🤖 AI Summary
Speech-impaired individuals worldwide face challenges including limited diagnostic accessibility and insufficient multilingual support. To address these, we propose the first Audio Large Language Model (Audio-LLM) tailored for vocal fold health diagnosis, built upon the Qwen-Audio-Chat architecture and trained on hospital-collected tri-modal data—speech audio, transcribed text, and clinical labels—via instruction tuning and safety alignment for clinical deployment.

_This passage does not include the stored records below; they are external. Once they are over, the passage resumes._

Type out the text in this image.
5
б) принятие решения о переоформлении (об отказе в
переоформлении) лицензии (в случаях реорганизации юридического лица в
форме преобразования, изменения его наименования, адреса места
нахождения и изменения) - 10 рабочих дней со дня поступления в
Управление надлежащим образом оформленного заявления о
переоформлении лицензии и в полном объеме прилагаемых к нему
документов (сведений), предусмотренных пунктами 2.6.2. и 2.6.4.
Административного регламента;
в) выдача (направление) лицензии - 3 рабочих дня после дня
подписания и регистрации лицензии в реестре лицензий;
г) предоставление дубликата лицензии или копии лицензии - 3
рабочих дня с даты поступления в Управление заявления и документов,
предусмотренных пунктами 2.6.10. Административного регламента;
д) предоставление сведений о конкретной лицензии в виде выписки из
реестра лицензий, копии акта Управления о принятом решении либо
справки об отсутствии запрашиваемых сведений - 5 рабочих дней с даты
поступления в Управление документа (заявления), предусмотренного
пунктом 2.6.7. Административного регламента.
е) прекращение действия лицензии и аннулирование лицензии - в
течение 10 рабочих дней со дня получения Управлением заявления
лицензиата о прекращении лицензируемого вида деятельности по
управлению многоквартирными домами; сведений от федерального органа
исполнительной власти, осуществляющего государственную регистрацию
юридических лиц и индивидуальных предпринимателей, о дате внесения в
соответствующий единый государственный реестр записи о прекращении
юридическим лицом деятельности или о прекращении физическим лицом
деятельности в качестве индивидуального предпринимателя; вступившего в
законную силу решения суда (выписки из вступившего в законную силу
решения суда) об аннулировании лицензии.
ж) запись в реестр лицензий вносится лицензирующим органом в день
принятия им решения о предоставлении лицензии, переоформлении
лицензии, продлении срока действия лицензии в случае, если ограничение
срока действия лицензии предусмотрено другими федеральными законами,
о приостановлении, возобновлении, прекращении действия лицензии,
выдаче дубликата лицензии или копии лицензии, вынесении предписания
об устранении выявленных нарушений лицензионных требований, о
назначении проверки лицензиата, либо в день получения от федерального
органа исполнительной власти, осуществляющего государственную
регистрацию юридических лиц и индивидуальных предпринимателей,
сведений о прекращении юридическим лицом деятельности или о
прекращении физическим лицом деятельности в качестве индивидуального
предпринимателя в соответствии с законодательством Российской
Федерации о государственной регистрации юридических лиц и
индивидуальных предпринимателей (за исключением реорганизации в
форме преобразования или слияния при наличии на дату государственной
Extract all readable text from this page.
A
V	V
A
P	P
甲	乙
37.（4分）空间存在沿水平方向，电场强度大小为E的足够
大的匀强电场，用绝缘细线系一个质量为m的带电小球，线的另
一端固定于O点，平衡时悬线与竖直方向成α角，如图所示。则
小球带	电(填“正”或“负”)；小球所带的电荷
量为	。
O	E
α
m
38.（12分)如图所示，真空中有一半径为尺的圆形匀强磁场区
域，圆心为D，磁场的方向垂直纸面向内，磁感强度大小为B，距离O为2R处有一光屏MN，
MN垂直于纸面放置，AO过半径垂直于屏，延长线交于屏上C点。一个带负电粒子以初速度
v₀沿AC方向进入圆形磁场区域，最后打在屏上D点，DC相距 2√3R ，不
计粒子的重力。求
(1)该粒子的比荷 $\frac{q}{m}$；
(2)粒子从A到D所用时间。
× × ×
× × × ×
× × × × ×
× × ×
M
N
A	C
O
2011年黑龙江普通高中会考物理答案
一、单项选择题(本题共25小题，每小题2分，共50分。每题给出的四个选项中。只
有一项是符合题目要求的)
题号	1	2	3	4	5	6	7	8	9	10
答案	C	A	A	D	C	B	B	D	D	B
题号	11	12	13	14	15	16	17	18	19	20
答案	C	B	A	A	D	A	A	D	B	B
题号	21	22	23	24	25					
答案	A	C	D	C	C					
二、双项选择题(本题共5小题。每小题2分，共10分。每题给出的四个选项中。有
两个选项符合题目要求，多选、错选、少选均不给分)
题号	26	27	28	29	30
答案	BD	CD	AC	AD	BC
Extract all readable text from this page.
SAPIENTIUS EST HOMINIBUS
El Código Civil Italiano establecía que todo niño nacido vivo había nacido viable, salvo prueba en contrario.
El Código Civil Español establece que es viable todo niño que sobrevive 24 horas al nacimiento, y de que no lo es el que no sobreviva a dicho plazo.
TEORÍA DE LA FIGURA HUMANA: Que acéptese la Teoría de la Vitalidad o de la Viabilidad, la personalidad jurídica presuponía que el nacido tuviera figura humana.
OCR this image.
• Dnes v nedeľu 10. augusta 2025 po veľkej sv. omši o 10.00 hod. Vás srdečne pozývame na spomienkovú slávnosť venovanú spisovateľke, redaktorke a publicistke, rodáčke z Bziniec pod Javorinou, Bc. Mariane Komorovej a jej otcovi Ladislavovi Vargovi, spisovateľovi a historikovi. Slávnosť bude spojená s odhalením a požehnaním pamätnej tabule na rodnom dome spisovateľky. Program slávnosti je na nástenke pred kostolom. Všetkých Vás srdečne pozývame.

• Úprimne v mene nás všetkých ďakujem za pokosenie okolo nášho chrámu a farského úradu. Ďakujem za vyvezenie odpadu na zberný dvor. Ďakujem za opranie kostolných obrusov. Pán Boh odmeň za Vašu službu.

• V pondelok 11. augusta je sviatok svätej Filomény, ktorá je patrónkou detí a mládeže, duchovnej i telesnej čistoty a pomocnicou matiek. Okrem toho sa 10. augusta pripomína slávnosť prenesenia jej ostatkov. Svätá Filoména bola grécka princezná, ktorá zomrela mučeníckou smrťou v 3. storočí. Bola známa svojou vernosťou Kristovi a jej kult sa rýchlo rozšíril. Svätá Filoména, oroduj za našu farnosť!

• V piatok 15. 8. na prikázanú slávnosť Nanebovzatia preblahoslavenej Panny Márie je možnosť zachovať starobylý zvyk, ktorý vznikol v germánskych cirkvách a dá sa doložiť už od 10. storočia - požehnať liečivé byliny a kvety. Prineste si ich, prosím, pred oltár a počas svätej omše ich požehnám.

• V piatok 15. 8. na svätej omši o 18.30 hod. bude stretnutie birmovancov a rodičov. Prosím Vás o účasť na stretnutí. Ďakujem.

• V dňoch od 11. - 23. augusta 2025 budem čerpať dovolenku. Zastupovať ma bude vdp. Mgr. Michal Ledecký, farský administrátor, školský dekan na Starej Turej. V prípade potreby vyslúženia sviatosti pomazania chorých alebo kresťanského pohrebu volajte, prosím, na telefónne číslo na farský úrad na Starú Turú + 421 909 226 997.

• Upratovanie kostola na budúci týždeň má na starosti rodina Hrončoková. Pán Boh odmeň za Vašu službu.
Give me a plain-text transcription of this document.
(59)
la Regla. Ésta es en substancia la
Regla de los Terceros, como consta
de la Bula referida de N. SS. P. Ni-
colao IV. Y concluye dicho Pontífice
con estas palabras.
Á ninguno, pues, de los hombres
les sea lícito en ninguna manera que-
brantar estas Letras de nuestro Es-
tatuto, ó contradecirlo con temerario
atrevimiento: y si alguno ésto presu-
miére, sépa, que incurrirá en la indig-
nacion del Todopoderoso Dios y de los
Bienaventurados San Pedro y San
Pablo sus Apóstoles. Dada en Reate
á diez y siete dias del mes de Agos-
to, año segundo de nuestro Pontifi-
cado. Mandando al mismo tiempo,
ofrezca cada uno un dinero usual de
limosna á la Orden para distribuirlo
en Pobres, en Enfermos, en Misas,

Our key contributions include: (1) a safety-aware evaluation framework integrating diagnostic bias mitigation, cross-lingual robustness validation, and modality ablation analysis; and (2) empirical demonstration of state-of-the-art performance on multilingual voice disorder classification, achieving superior accuracy, strong generalization across languages and demographics, and practical clinical deployability. This work establishes a new paradigm for equitable, globally scalable voice health diagnostics.
📝 Abstract
Vocal health plays a crucial role in peoples' lives, significantly impacting their communicative abilities and interactions. However, despite the global prevalence of voice disorders, many lack access to convenient diagnosis and treatment. This paper introduces VocalAgent, an audio large language model (LLM) to address these challenges through vocal health diagnosis. We leverage Qwen-Audio-Chat fine-tuned on three datasets collected in-situ from hospital patients, and present a multifaceted evaluation framework encompassing a safety assessment to mitigate diagnostic biases, cross-lingual performance analysis, and modality ablation studies. VocalAgent demonstrates superior accuracy on voice disorder classification compared to state-of-the-art baselines. Its LLM-based method offers a scalable solution for broader adoption of health diagnostics, while underscoring the importance of ethical and technical validation.